Additionally, you can introduce multivitamins or liquid nutritional supplements (i.e. Ensure, Boost) to help meet nutritional needs.

Diet may be the most important discussion to have with your gastroparesis doctor. If your doctor is not well versed in diet and nutrition ask for a referral to a dietitian. Your gastroenterologist/dietitian can instruct you on foods to avoid, and the adequate amounts of vitamins and minerals certain foods can provide. It depends on each individual as to what form of diet can be tolerated. According to International Foundation for Functional Gastrointestinal Disorders, “Cooked or juiced vegetables are usually well tolerated. Consider adding nutritional supplements, such as caloric drinks, protein powder or protein bars.” Maintaining proper nourishment is the key.

The Liquid Diet

A full liquid diet is often used as a step between a clear liquid diet and a regular diet. Some GP patients unfortunately can only tolerate liquids.
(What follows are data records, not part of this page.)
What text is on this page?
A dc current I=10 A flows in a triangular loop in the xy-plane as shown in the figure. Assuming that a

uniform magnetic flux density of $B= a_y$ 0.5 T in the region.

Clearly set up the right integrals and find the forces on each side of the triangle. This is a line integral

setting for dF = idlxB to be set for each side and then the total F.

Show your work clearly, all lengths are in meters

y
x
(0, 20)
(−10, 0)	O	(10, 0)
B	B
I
Dr. Frank W. Jackson of states that, “the purpose of the diet is to reduce symptoms and maintain adequate fluids and nutrition.” He goes on to discuss a 3 step diet plan:

  • STEP ONE DIET – Liquids – the goal is to prevent dehydration and keep the body supplied with vital salts and minerals. It consists of saltine crackers, fat free bouillon, Gatorade-type nutrient drinks and soft drinks. This diet has sodium and potassium but is otherwise not nutritionally sound. Step One shouldn’t last more than 3 days.
  • STEP TWO DIET – Fats – adding small amounts of fat and calories to the diet at less than 40 grams each day. Usually once Step One is completed, patients can tolerate Step Two. It can include skim milks, low fat cheese, eggs, peanut butter, some non-whole grain breads, well-cooked vegetables, and nutrient beverages as in Step One. Low in vitamins A, C, and Iron.
  • STEP THREE DIET – Long term – generally add fat with a limit of 50 grams a day. Still no fibrous foods, but fats can be increased to 50 grams a day. Also low in vitamins A, C, and Iron.

The information goes on to say that full liquid diets are usually low in iron, vitamin B12 and thiamine, as well as vitamins A and C and should be supplemented with a multivitamin. While the most common nutrient deficiencies seen in patients with gastroparesis (whatever their diet) are iron, vitamin B12, vitamin D, and calcium.

The The Gastroparesis Dysmotility Association in cooperation with Carol Rees Parish, RD and the University of Virginia, proposes a dietary plan based on “Food Zones”. The Food Zones seem to be an effective way to manage the changes needed when a flare up comes on. Beginning with clear liquids, as symptoms improve you can move up to full liquids, then to blended foods, then to soft foods, then to lower fat, full or solid foods. If a flare-up occurs, move back to the first zone (clear liquids) and begin moving back into each zone as you can tolerate.



You shouldn’t try to manage all your nutritional needs on your own. The resources exist and your doctor or dietitian can help you tremendously. Remember to always monitor your diet, keep notes (that will help you and your medical team) and consult with your doctor about your specific nutritional needs.